Было видно, что талантливый художник погружен в тяжелые раздумья о судьбе искусства, ставшего игрушкой для кучки снобов, забавлявшихся «сногсшибательными» новинками модернистов, с которыми по воле случая Машков оказался связанным.
Он долго не работал. Думал, терзался, мучал меня разговорами ночи напролет. И вдруг на мольбертах появились две замечательные работы. Совершенно реалистически, в сдержанной, несколько суровой гамме были написаны два больших законченных натюрморта. Они были показаны не на выставках «Бубнового валета» или «Мира искусства», а на выставке «Союза русских художников», в 1916 году, наряду с блестящими сериями работ К. Коровина и Малявина. Это был коренной поворот не только в творчестве Машкова — большая плеяда московской художественной молодежи восприняла этот шаг крупного мастера как сигнал к отрезвлению. Многие поглядели на мир новыми глазами, и если мутная волна модернизма все еще захлестывала очередные выставки так называе­мых «левых» объединений вплоть до начала двадцатых годов — все же лучшее и наиболее талантливое в русском искусстве переходило под знамя реализма, укрепляло свои национальные народные корни.
В мастерской Машкова частыми гостями стали Касаткин, Архипов, К. Коровин и другие замечательные русские мастера реалистической живописи. Какая-то общая, большая идея сблизила с ним наших крупнейших скульпторов Андреева, Коненкова, Голубкину.
И когда прогремела октябрьская буря, первым организатором союза работников искусства был Илья Машков. И он же возглавил художественную школу в Москве. Он органически вошел в новую суровую жизнь, по-рабочему засучив рукава, помогал молодой Советской власти в организации самой неорганизованной области — искусства.

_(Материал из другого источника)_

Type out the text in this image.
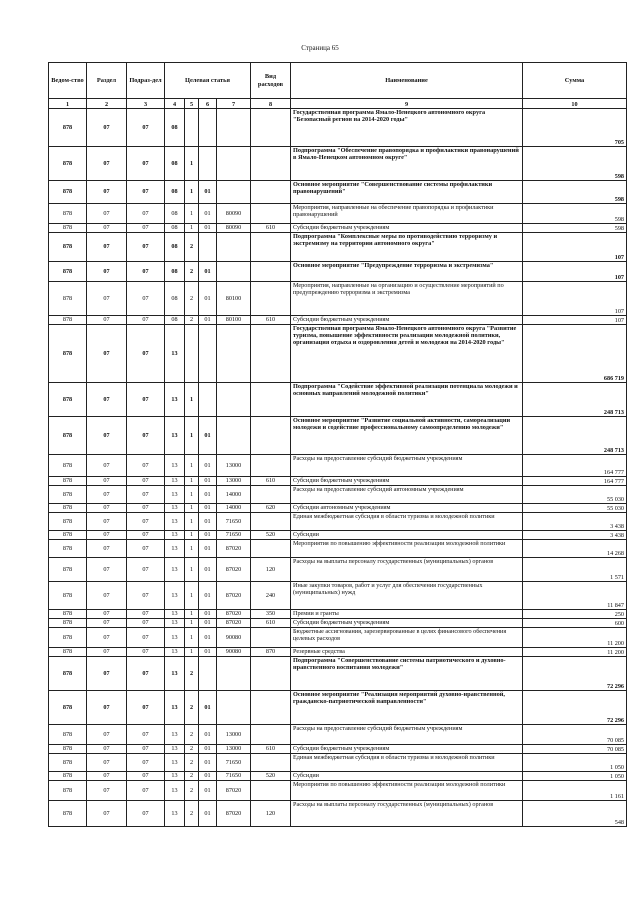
Страница 65
Ведом-ство	Раздел	Подраз-дел	Целевая статья				Вид расходов	Наименование	Сумма
1	2	3	4	5	6	7	8	9	10
878	07	07	08					Государственная программа Ямало-Ненецкого автономного округа "Безопасный регион на 2014-2020 годы"	705
878	07	07	08	1				Подпрограмма "Обеспечение правопорядка и профилактики правонарушений в Ямало-Ненецком автономном округе"	598
878	07	07	08	1	01			Основное мероприятие "Совершенствование системы профилактики правонарушений"	598
878	07	07	08	1	01	80090		Мероприятия, направленные на обеспечение правопорядка и профилактики правонарушений	598
878	07	07	08	1	01	80090	610	Субсидии бюджетным учреждениям	598
878	07	07	08	2				Подпрограмма "Комплексные меры по противодействию терроризму и экстремизму на территории автономного округа"	107
878	07	07	08	2	01			Основное мероприятие "Предупреждение терроризма и экстремизма"	107
878	07	07	08	2	01	80100		Мероприятия, направленные на организацию и осуществление мероприятий по предупреждению терроризма и экстремизма	107
878	07	07	08	2	01	80100	610	Субсидии бюджетным учреждениям	107
878	07	07	13					Государственная программа Ямало-Ненецкого автономного округа "Развитие туризма, повышение эффективности реализации молодежной политики, организация отдыха и оздоровления детей и молодежи на 2014-2020 годы"	686 719
878	07	07	13	1				Подпрограмма "Содействие эффективной реализации потенциала молодежи и основных направлений молодежной политики"	248 713
878	07	07	13	1	01			Основное мероприятие "Развитие социальной активности, самореализации молодежи и содействие профессиональному самоопределению молодежи"	248 713
878	07	07	13	1	01	13000		Расходы на предоставление субсидий бюджетным учреждениям	164 777
878	07	07	13	1	01	13000	610	Субсидии бюджетным учреждениям	164 777
878	07	07	13	1	01	14000		Расходы на предоставление субсидий автономным учреждениям	55 030
878	07	07	13	1	01	14000	620	Субсидии автономным учреждениям	55 030
878	07	07	13	1	01	71650		Единая межбюджетная субсидия в области туризма и молодежной политики	3 438
878	07	07	13	1	01	71650	520	Субсидии	3 438
878	07	07	13	1	01	87020		Мероприятия по повышению эффективности реализации молодежной политики	14 268
878	07	07	13	1	01	87020	120	Расходы на выплаты персоналу государственных (муниципальных) органов	1 571
878	07	07	13	1	01	87020	240	Иные закупки товаров, работ и услуг для обеспечения государственных (муниципальных) нужд	11 847
878	07	07	13	1	01	87020	350	Премии и гранты	250
878	07	07	13	1	01	87020	610	Субсидии бюджетным учреждениям	600
878	07	07	13	1	01	90080		Бюджетные ассигнования, зарезервированные в целях финансового обеспечения целевых расходов	11 200
878	07	07	13	1	01	90080	870	Резервные средства	11 200
878	07	07	13	2				Подпрограмма "Совершенствование системы патриотического и духовно-нравственного воспитания молодежи"	72 296
878	07	07	13	2	01			Основное мероприятие "Реализация мероприятий духовно-нравственной, гражданско-патриотической направленности"	72 296
878	07	07	13	2	01	13000		Расходы на предоставление субсидий бюджетным учреждениям	70 085
878	07	07	13	2	01	13000	610	Субсидии бюджетным учреждениям	70 085
878	07	07	13	2	01	71650		Единая межбюджетная субсидия в области туризма и молодежной политики	1 050
878	07	07	13	2	01	71650	520	Субсидии	1 050
878	07	07	13	2	01	87020		Мероприятия по повышению эффективности реализации молодежной политики	1 161
878	07	07	13	2	01	87020	120	Расходы на выплаты персоналу государственных (муниципальных) органов	548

[1] Павел Петрович Соколов-Скаля (1899-1961) – советский художник-живописец, монументалист; автор картин на историко-революционную тему, портретов видных отечественных политических деятелей и военачальников. Работал над созданием панорам и диорам. Член СХ СССР. Дважды лауреат Сталинской премии (1942, 1949). Действительный член и профессор Академии Художеств СССР (1949). Народный художник РСФСР (1956). Учился в студии И.И.Машкова (1914–1918), с 1922 – в его же мастерской во ВХУТЕМАСе, по классу станковой живописи и у А.В.Манганари по классу монументальной. Один из организаторов и участник группы «Бытие» (1921), председатель общества; член АХРР (1924–1931), РАПХ (1931–1932). В 1929–1930 годы руководил Центральными курсами АХР.